Miller: In my opinion, improved patient outcomes always trump the other considerations (clinical workflow or costs). Often one can measure improvement in costs to care even though there may be an increase in cost to the laboratory. From a payer perspective, they are most interested in patient outcomes. For example, does the test directly impact the management of the patient. It is no longer sufficient to hypothesize the impact, we are being pressured by our institutions and payers to prove how laboratory tests are improving patient care.
How Is a Test Shown to Have Clinical Utility? Why Is It Important to Carefully Design Studies that Test Clinical Utility?
It is important that these studies are well designed, including appropriately powering the study, so that valid conclusions can be made.
Miller: Ideally, a study specific to the patient population of interest is conducted and real world clinical outcomes are measured. The clinical data are generally gathered through chart review. Many factors contribute to clinical outcomes, of which diagnostics can be one. Therefore, it is important that the study period with the new diagnostic device is compared to outcomes obtained without the diagnostic device. It is more convenient to do a pre- post-test implementation study, though a randomized controlled trial is more powerful.
It is important that these studies are well-designed, including appropriately powering the study, so that valid conclusions can be made.
When Do You Expect a Broader Community Appreciation of the Value of Advanced Microbiology Testing Tools?

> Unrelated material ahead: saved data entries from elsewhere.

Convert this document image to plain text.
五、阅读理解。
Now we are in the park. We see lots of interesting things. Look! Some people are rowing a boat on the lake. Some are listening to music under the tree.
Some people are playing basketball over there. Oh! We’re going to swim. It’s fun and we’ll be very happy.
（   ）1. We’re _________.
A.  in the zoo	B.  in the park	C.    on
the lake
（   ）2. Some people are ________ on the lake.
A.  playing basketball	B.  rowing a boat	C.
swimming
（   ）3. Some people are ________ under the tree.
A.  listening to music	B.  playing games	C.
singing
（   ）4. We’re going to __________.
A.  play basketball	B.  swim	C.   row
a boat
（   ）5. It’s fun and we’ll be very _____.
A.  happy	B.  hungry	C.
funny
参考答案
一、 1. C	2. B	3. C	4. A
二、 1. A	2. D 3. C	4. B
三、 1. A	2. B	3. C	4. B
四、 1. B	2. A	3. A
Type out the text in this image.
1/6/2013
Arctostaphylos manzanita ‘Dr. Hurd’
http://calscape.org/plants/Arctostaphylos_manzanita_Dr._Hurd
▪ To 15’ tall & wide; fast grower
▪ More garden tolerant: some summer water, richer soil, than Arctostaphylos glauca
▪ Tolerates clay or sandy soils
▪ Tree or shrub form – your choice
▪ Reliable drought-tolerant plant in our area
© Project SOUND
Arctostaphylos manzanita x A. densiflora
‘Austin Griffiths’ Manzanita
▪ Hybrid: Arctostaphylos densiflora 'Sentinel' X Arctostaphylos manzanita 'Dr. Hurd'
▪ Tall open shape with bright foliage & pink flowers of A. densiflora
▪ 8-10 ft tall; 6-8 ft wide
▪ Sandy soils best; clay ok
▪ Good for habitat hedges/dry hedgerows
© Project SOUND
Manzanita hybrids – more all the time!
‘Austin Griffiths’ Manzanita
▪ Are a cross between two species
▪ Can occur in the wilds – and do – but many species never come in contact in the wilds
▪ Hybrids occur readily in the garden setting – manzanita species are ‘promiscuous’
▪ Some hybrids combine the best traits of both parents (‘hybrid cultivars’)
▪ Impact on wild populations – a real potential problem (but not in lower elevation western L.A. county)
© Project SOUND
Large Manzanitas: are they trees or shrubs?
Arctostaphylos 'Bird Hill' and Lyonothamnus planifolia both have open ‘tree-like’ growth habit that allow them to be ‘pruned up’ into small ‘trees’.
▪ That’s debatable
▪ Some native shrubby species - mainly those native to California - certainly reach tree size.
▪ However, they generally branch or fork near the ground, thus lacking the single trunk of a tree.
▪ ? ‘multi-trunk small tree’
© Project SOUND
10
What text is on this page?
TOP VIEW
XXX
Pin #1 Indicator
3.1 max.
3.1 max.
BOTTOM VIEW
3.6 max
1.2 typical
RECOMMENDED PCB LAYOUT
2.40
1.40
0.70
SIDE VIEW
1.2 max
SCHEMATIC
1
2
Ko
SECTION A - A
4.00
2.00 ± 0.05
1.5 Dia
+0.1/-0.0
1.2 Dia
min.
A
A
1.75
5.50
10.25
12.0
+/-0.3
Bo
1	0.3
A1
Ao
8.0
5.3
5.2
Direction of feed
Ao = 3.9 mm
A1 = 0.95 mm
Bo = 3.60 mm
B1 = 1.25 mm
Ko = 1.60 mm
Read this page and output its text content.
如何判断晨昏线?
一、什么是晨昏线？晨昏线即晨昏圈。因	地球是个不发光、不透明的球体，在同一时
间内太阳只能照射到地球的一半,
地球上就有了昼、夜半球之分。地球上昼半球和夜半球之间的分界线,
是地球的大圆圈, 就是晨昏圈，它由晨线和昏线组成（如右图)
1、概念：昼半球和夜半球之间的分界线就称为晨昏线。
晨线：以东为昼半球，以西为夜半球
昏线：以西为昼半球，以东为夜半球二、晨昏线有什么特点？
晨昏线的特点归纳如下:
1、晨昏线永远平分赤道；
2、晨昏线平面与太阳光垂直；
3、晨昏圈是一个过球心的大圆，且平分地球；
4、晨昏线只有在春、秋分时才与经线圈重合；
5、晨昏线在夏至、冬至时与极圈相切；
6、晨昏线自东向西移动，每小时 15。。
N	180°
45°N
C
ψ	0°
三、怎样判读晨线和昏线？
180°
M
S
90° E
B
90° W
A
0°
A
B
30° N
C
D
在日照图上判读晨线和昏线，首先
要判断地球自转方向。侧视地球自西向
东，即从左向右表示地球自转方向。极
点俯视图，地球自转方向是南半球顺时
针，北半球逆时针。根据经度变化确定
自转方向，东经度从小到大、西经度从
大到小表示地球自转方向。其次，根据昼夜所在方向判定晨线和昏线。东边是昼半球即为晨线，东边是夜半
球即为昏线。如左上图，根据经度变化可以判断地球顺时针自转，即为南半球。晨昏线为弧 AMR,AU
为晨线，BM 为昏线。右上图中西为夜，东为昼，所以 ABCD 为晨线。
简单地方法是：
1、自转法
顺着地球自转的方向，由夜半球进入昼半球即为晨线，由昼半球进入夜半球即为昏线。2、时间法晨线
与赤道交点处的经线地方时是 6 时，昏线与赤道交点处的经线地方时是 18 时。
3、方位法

Miller: There are more conversations now than ever before. The interaction between industry, microbiologists and payers is increasing. ASM has sponsored a number of events including the Corporate Council meetings, an ASM workshop at Microbe, and the Clin Micro Open that is fostering these relationships.
One of the priorities for the ASM Clinical and Public Health Microbiology Committee this year is to follow up on the JCM manuscript to develop tools for laboratorians and colleagues that will enable them design and effectively implement clinical utility studies aimed and determining how advanced microbiology tests can be best used to benefit the patient. Of course, these studies cost money, so partnering with industry and government sources for funding will be necessary. In my experience, many diagnostic companies also have significant expertise in designing and implementing outcome studies. Clinical laboratorians should draw upon the expertise that already exists.